The fascinating thing to me is that this process goes on throughout our lives, and effectively debunks some rampant myths about the brain. Sara Bernard listed several of the more culturally embedded myths that shape how we view teaching and learning:
The research that debunks these myths should inform how we approach classrooms, students, and even ourselves as educators and parents. If the brain continuously creates and prunes neural pathways throughout our lives and if practice makes permanent, what do we want to create, practice and make permanent?

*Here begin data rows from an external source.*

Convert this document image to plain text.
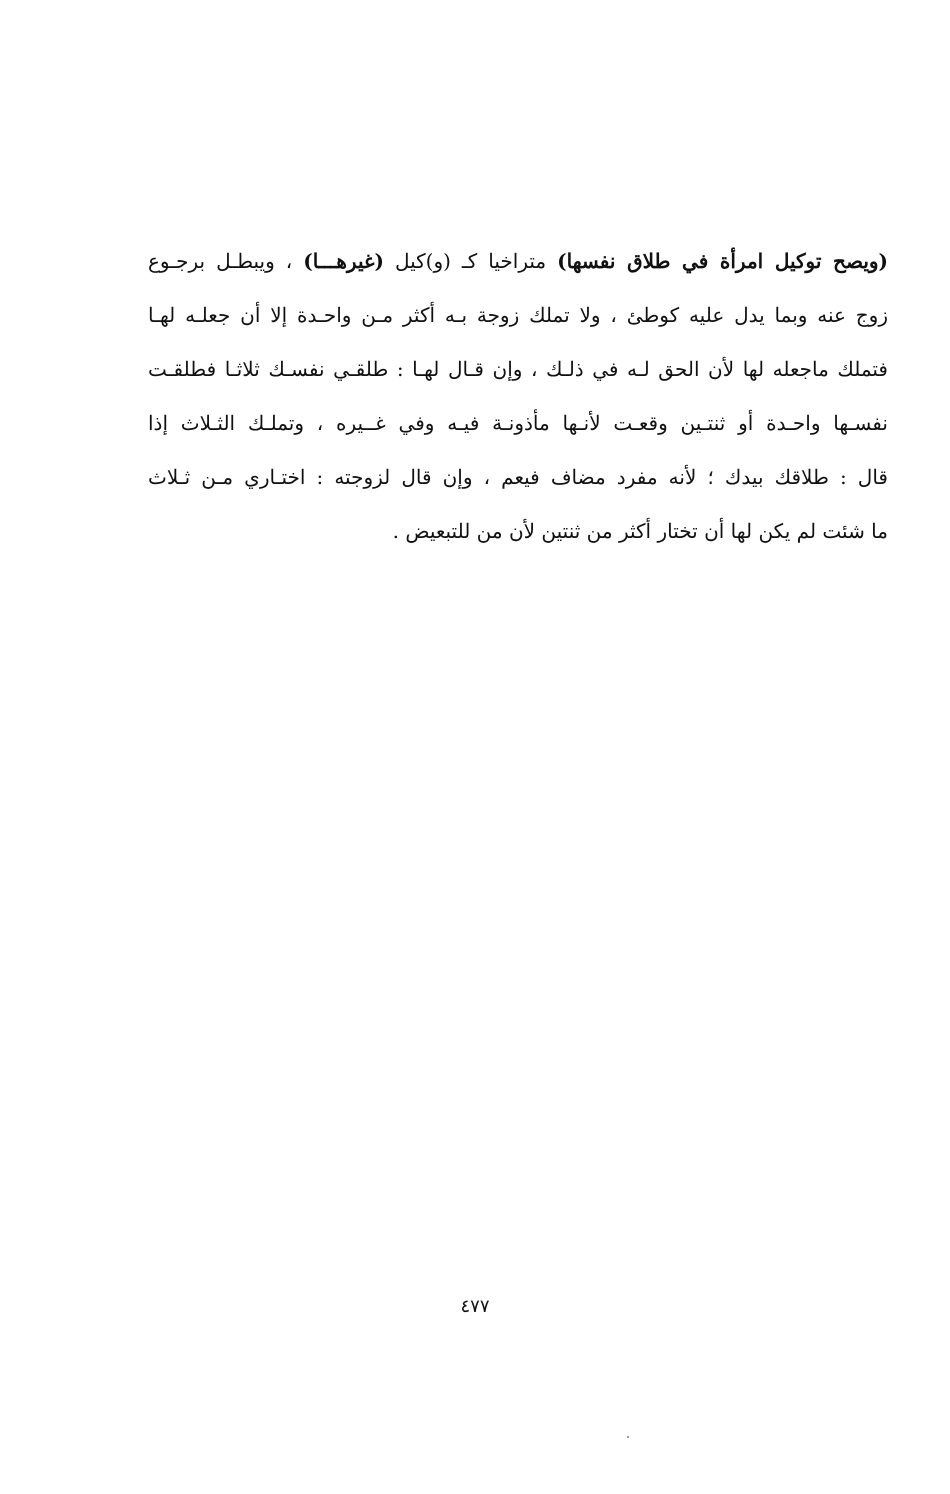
(ويصح توكيل امرأة في طلاق نفسها) متراخيا كـ (و)كيل (غيرهـــا) ، ويبطـل برجـوع
زوج عنه وبما يدل عليه كوطئ ، ولا تملك زوجة بـه أكثر مـن واحـدة إلا أن جعلـه لهـا
فتملك ماجعله لها لأن الحق لـه في ذلـك ، وإن قـال لهـا : طلقـي نفسـك ثلاثـا فطلقـت
نفسـها واحـدة أو ثنتـين وقعـت لأنـها مأذونـة فيـه وفي غــيره ، وتملـك الثـلاث إذا
قال : طلاقك بيدك ؛ لأنه مفرد مضاف فيعم ، وإن قال لزوجته : اختـاري مـن ثـلاث
ما شئت لم يكن لها أن تختار أكثر من ثنتين لأن من للتبعيض .
٤٧٧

As I reflect on my 11+ years with Cornerstone Learning Community I see that we began answering that question a long time ago. Our students practice applied learning in which they employ developing skills in novel situations to solve real problems. One such example is our long-standing tradition of service learning through which projects have ranged from lobbying to ecosystem restoration to feeding the homeless to raising money for victims of natural events.
What’s more, our students garden, collaborate, think, build, read, write, compute, run, play, laugh, imagine, create, struggle, fail, succeed, help, apply, dream, and chase those dreams. These practices are encouraged in the context of we adults who model these behaviors ourselves. Teachers as leaders. Parents as partners. And all as learners.
As I begin to look to the next stage of my career, leaving CLC as a teacher (though not as a parent), I am excited for the practices of CLC made permanent in me during my years of service. I also look forward to the practices yet to come as new ideas cross-pollinate with old ones, both for me and for the school.
Thank you, CLC, for an amazing ride.